Devemos redescobrir os carismas, porque isto faz com que a promoção dos leigos e, em particular, das mulheres seja entendida não apenas como dado institucional e sociológico, mas na sua dimensão bíblica e espiritual. Os leigos não são os últimos, não! Os leigos não são uma espécie de colaboradores externos, nem “tropas auxiliares” do clero, não! Têm carismas e dons próprios, com os quais contribuir para a missão da Igreja.
Acrescentemos outro aspecto: quando se fala de carismas, é preciso dissipar, imediatamente, um equívoco: o de os identificar com dons e capacidades espectaculares e extraordinários; ao contrário, são dons ordinários - cada um de nós tem o seu carisma - que adquirem valor extraordinário quando se inspiram no Espírito Santo e se encarnam nas situações da vida com amor. Esta interpretação do carisma é importante, porque muitos cristãos, ouvindo falar dos carismas, sentem tristeza ou desilusão, pois estão convencidos de os não possuir e sentem-se excluídos, ou cristãos de segunda classe. Não! Não há cristãos de segunda classe, não! Cada um tem o seu carisma pessoal e até comunitário. A eles já Santo Agostinho respondia, no seu tempo, com uma comparação deveras eloquente: «Se amares - dizia ao seu povo - o que possuis, não é pouco. Com efeito, se amares a unidade, tudo o que nela existe é possuído por alguém, e também tu o possuis! Somente o olho, no corpo, tem a faculdade de ver; mas é, porventura, só por si mesmo que o olho vê? Não, ele vê pela mão, pelo pé e por todos os membros» (Santo Agostinho, Tratados sobre João, 32.8).

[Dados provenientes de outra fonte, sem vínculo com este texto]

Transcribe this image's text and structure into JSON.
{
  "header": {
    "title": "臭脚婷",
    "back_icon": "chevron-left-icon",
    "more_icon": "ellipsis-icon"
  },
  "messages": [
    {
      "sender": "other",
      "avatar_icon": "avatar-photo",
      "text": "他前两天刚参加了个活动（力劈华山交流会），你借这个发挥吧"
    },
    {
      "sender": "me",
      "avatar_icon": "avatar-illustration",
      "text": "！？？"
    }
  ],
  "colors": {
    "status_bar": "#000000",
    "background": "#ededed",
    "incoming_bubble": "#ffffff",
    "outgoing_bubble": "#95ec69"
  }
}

Eis desvendado o segredo pelo qual a caridade é definida pelo Apóstolo como «o melhor caminho de todos» (1 Cor 12, 31): ela faz-me amar a Igreja, ou a comunidade em que vivo e, na unidade, todos os carismas – e não só alguns - são “meus”, assim como os “meus” carismas, não obstante pareçam simples, são de todos e para o bem de todos. A caridade multiplica os carismas: faz com que o carisma de um, de uma única pessoa, seja o carisma de todos. Obrigado!